Desde su llegada al poder hace un año, el presidente francés ha intentado flexibilizar la posición del gobierno alemán que con su postura ordoliberal ortodoxa, sigue llevando al fracaso el proyecto europeo de integración.

La formación de dos nuevos gobiernos en el sur da un breve respiro al continente. La inestabilidad e incertidumbre en dos grandes países de la Unión causaba febrilidad en los mercados y presiones sobre el euro.

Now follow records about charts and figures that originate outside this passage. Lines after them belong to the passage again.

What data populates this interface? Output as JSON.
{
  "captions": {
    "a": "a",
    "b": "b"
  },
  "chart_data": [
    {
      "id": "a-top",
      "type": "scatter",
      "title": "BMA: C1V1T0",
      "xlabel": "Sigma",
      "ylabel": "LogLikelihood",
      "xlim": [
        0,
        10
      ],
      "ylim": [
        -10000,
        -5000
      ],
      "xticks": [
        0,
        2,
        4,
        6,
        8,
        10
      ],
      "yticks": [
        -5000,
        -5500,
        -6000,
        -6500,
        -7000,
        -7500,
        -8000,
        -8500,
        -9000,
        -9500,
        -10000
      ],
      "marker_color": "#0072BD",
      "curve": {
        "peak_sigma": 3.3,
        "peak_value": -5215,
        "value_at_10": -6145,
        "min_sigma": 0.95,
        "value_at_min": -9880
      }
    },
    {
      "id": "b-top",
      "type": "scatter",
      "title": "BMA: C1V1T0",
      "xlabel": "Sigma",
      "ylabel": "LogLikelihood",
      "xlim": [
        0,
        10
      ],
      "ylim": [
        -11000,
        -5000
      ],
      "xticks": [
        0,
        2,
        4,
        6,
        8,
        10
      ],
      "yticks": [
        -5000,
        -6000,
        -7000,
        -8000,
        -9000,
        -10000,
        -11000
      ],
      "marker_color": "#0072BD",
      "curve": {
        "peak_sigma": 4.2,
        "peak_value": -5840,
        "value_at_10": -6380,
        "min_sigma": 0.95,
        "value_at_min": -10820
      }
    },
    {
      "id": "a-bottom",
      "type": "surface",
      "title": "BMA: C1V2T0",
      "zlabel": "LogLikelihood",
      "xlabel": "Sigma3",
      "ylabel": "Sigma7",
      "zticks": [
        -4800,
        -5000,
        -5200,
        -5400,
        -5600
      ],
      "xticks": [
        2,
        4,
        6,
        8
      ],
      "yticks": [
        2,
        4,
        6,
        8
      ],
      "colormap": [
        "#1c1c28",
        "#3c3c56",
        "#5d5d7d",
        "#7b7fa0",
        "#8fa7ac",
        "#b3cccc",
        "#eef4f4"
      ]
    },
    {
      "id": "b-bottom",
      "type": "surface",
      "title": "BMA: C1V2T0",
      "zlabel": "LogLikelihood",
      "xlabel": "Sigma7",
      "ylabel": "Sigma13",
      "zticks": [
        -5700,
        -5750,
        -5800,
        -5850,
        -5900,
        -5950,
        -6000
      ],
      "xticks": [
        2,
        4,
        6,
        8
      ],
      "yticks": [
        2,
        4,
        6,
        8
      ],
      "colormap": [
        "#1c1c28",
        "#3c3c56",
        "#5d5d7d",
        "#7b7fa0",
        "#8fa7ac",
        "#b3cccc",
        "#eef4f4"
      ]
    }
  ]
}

El gobierno bipartidista italiano modera fuertemente sus tonos populistas y antieuropeos con un ministro de economía neutral en remplazo de la primera propuesta, Paolo Savona, abiertamente antieuro, y el ministro de exteriores será un exfuncionario de la Comisión Europea.

En España, la caída del gobierno conservador de Mariano Rajoy es otra buena noticia para la estabilización de Europa. No pudo ni con la corrupción de su partido ni con la crisis catalana. El líder socialista Pedro Sánchez puede restaurar la imagen de España adentro y afuera, pero sobre todo arroja una imagen bien recibida de estabilidad y compromiso proeuropeo.

Sin embargo, después de varios años de crisis económica y de los migrantes a los cuales se agregaron varios meses de crisis política, Italia y España han perdido el liderazgo que otrora tenían en la Unión Europea. Peor aún, sus dos dirigentes, Sánchez y Conte, no comparten ideas políticas, pero tienen en común ser inexpertos en política y sin legitimidad electoral.

Así que, paradójicamente, el regreso de Italia y España al debate europeo, después de meses de ausencia y ensimismamiento, refuerza la importancia de la pareja francoalemana.

Otra paradoja, la misma fragilidad de Sánchez y Conte debilita a E. Macron, que comparte más su visión de Europa y defiende mejor sus intereses frente a Merkel.

Ésta no quiere comprometerse sobre una verdadera política económica y fiscal común que sería la única manera de estabilizar definitivamente el euro.

Tampoco Francia puede contar con el apoyo de las instituciones europeas, el Parlamento y la Comisión se han vuelto débiles y dominados por las concepciones alemanas.

La Cumbre Europea de junio permitirá evaluar la nueva relación de fuerzas entre Alemania y sus satélites económicos (Austria, Finlandia y los Países Bajos) y los países que quieren una verdadera gobernanza y solidaridad económica para la Unión Europea. También abordará los temas migratorios que separan a Alemania y las instituciones europeas de casi todos los demás países, en el sur, y sobre todo al este. La victoria de los populistas eslovenos este fin de semana es un recordatorio más de la gran preocupación que prevalece en los países de Europa central y oriental.

Si los alemanes persisten en su intransigencia y egoísmo, no dejarán a Macron otra opción que alejarse del proyecto europeo y buscar acercamiento con sus vecinos del sur para evitar otra victoria de los populistas antieuropeos en su país. En ambos casos, significaría el fin del motor francoalemán y del proyecto europeo actual.